Enfin, en prenant le palmarès La Liste, on retrouve le restaurant parisien de Guy Savoy, tout en haut, à la deuxième position. Et on compte 27 restaurants cités, contre 26 pour Londres ou 23 pour New-York.

Mais passé ces chiffres, et ces classements parfois sujets à débat, Paris garde l'avantage d'un "immense patrimoine" culinaire et d'un "pouvoir d'attractivité" qui lui permet de garder le dessus sur les autres villes, rappelle François-Régis Gaudry.

Le poids de l'histoire

La ville de Paris, considérée comme le berceau de la gastronomie, a aussi pour elle son histoire, même si pendant longtemps, "la grande ville où on mangeait bien, c'était Londres", rappelle François-Régis Gaudry.

En 1765, la capitale voit ainsi apparaître le premier restaurant moderne, tel qu'on peut le connaitre aujourd'hui, ouvert par Mathurin Roze de Chantoiseau. Avant cela, il était plutôt possible de se restaurer dans des auberges ou tables d'hôte, avec un seul plat, une hygiène douteuse et une addition parfois à la tête du client.

C'est surtout au début du 20e siècle que la donne change. En 1900, la capitale accueille l'Exposition universelle, attirant des curieux du monde entier, qui se passionnent alors pour la cuisine parisienne. Et qui donnent à Paris son titre de capitale de la gastronomie.

L'essor des restaurants a ensuite permis à la réputation de la gastronomie française de rayonner sur d'autres villes du pays, comme Lyon, qui se trouvent à un "carrefour de terroirs" bien renommé.

La "meilleure pâtisserie du monde"?

La renommée de Paris passe également par sa pâtisserie. Des recettes inventées et "codifiées" par des grands chefs pâtissiers, comme le Saint-Honoré, le Paris-Brest ou même le célèbre macaron, devenu signature du pâtissier Pierre Hermé. Lui-même avait été formé dans les années 70 par Gaston Lenôtre, figure de la pâtisserie parisienne.

Paris compte aujourd'hui 251 pâtisseries, qui se partagent entre recettes traditionnelles et innovations culinaires. "Non seulement Paris a enfanté les grands desserts traditionnels (...) mais la scène sucrée est d'un dynamisme sans équivalent dans le monde", déclare François-Régis Gaudry.

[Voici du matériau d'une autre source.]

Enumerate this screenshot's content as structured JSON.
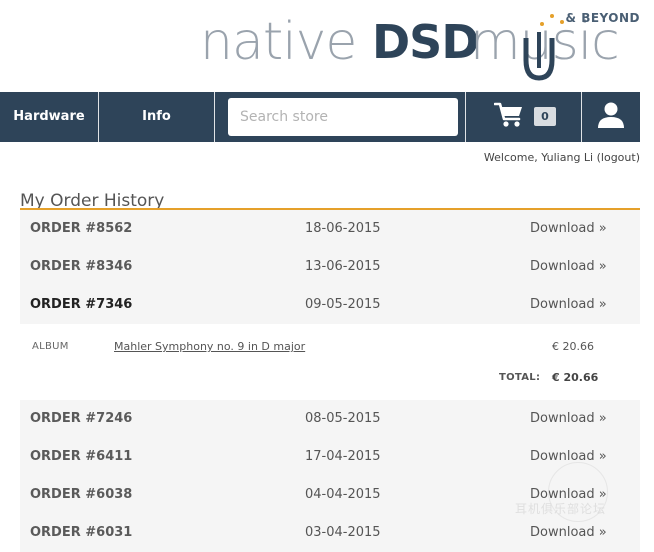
{
  "logo": {
    "native": "native",
    "dsd": "DSD",
    "music": "music",
    "beyond": "& BEYOND"
  },
  "nav": {
    "hardware_label": "Hardware",
    "info_label": "Info",
    "search_placeholder": "Search store",
    "cart_count": "0"
  },
  "welcome": {
    "text": "Welcome, Yuliang Li",
    "logout": "(logout)"
  },
  "page": {
    "title": "My Order History"
  },
  "orders": [
    {
      "number": "ORDER #8562",
      "date": "18-06-2015",
      "action": "Download »"
    },
    {
      "number": "ORDER #8346",
      "date": "13-06-2015",
      "action": "Download »"
    },
    {
      "number": "ORDER #7346",
      "date": "09-05-2015",
      "action": "Download »"
    },
    {
      "number": "ORDER #7246",
      "date": "08-05-2015",
      "action": "Download »"
    },
    {
      "number": "ORDER #6411",
      "date": "17-04-2015",
      "action": "Download »"
    },
    {
      "number": "ORDER #6038",
      "date": "04-04-2015",
      "action": "Download »"
    },
    {
      "number": "ORDER #6031",
      "date": "03-04-2015",
      "action": "Download »"
    }
  ],
  "expanded_order": {
    "item_type": "ALBUM",
    "item_title": "Mahler Symphony no. 9 in D major",
    "item_price": "€ 20.66",
    "total_label": "TOTAL:",
    "total": "€ 20.66"
  },
  "watermark": {
    "text": "耳机俱乐部论坛"
  },
  "colors": {
    "navbar": "#2e4459",
    "accent": "#e5a02a",
    "row_bg": "#f5f5f5"
  }
}
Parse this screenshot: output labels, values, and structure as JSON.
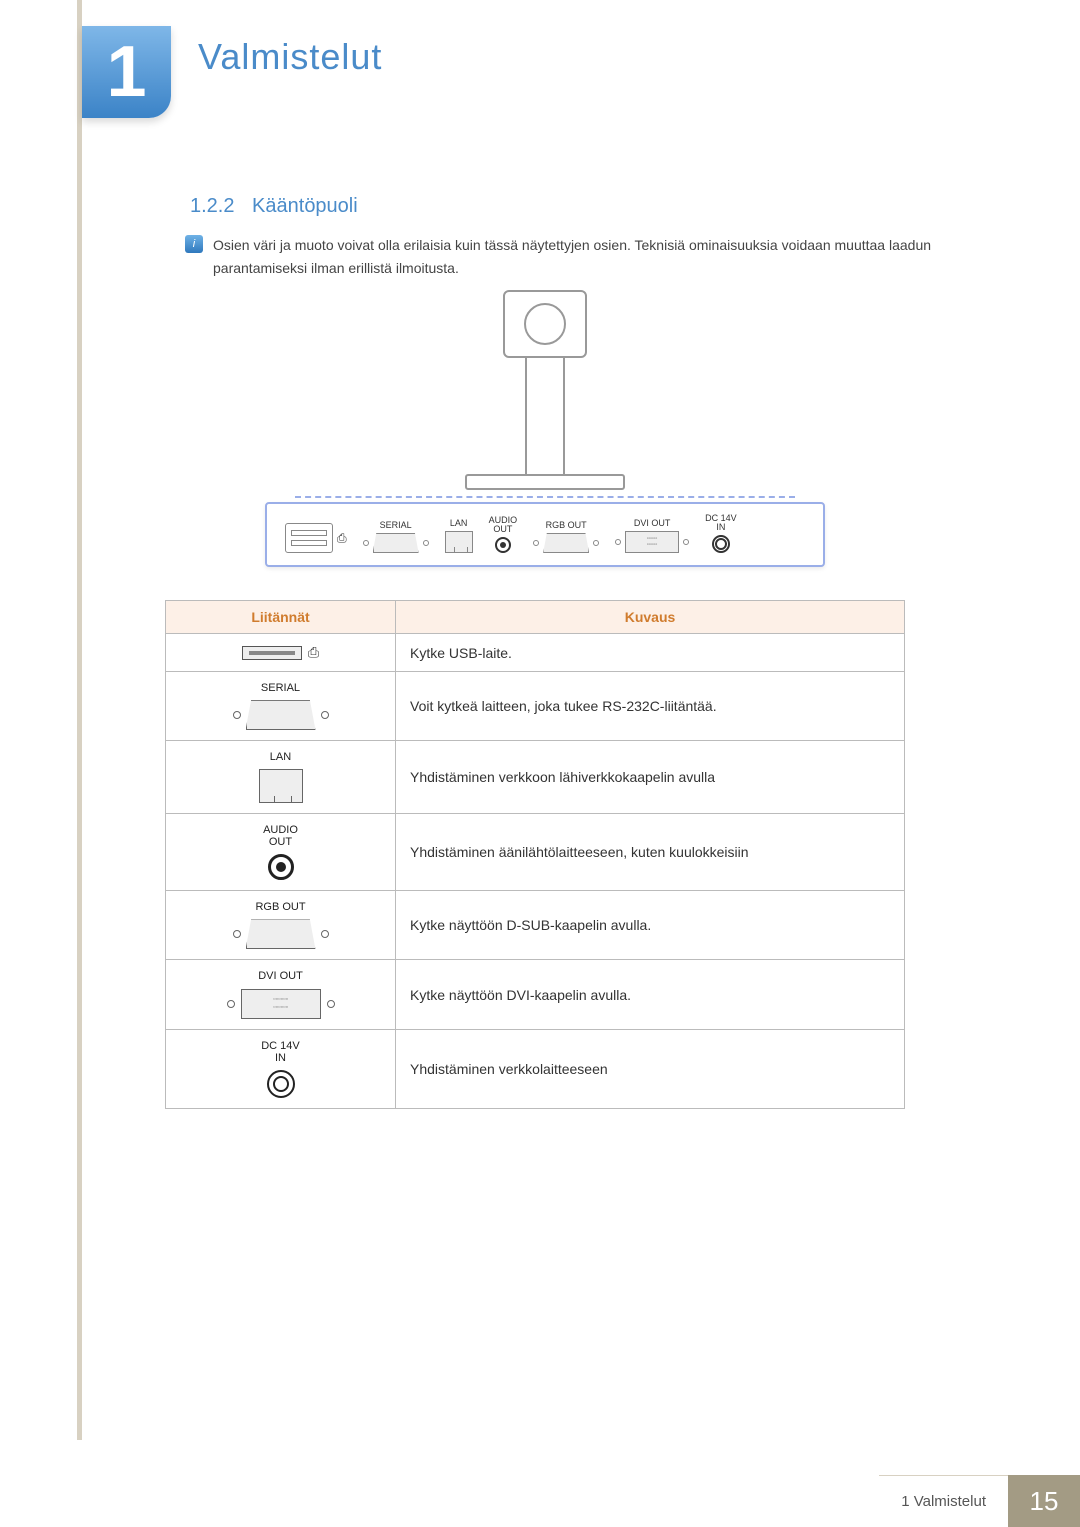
{
  "chapter": {
    "number": "1",
    "title": "Valmistelut"
  },
  "section": {
    "number": "1.2.2",
    "title": "Kääntöpuoli"
  },
  "note": "Osien väri ja muoto voivat olla erilaisia kuin tässä näytettyjen osien. Teknisiä ominaisuuksia voidaan muuttaa laadun parantamiseksi ilman erillistä ilmoitusta.",
  "diagram_ports": {
    "serial": "SERIAL",
    "lan": "LAN",
    "audio": "AUDIO\nOUT",
    "rgb": "RGB OUT",
    "dvi": "DVI OUT",
    "dc": "DC 14V\nIN"
  },
  "table": {
    "headers": {
      "port": "Liitännät",
      "desc": "Kuvaus"
    },
    "rows": [
      {
        "label": "",
        "desc": "Kytke USB-laite."
      },
      {
        "label": "SERIAL",
        "desc": "Voit kytkeä laitteen, joka tukee RS-232C-liitäntää."
      },
      {
        "label": "LAN",
        "desc": "Yhdistäminen verkkoon lähiverkkokaapelin avulla"
      },
      {
        "label": "AUDIO\nOUT",
        "desc": "Yhdistäminen äänilähtölaitteeseen, kuten kuulokkeisiin"
      },
      {
        "label": "RGB OUT",
        "desc": "Kytke näyttöön D-SUB-kaapelin avulla."
      },
      {
        "label": "DVI OUT",
        "desc": "Kytke näyttöön DVI-kaapelin avulla."
      },
      {
        "label": "DC 14V\nIN",
        "desc": "Yhdistäminen verkkolaitteeseen"
      }
    ]
  },
  "footer": {
    "label": "1 Valmistelut",
    "page": "15"
  }
}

Un avis partagé par Steve Dolfi, aujourd'hui propriétaire de l'emblématique maison parisienne Stohrer, qui, "sans vouloir être chauvin", estime que la pâtisserie parisienne est "la meilleure pâtisserie du monde, non?"

Une formation reconnue dans le monde entier

D'autant plus, souligne Alessandra Montagne, cheffe du restaurant Nosso dans le 13e arrondissement de Paris, que "toutes ces personnes, qui font de la gastronomie ailleurs, ont été formées en France, la plupart du temps à Paris, et ont travaillé avec des chefs français dans des grands restaurants parisiens."

Car ce qui fait aussi le rayonnement de Paris à l'internationale en termes de gastronomie est la richesse de sa formation, avec des écoles de cuisine prestigieuses, comme l'école Ferrandi ou Alain Ducasse, et des formations au sein de brigades de grands restaurants.

Alessandra Montagne en sait quelque chose. "J'ai trouvé en France tout ce que j'ai cherché niveau formation", raconte la cheffe brésilienne. "La formation culinaire qu'on a à Paris, ou en France en général, c'est impossible à trouver ailleurs."

Stars des réseaux sociaux

Un enseignement culinaire qui permet de faire vivre les traditions gastronomiques dans le temps. Steve Dolfi a par exemple repris la pâtisserie Stohrer, la plus ancienne pâtisserie de Paris, réputée pour son baba au rhum. Le propriétaire des lieux a gardé la recette historique de ce gâteau, mais a aussi remis au goût du jour des pâtisseries plus oubliées, comme le puits d'amour.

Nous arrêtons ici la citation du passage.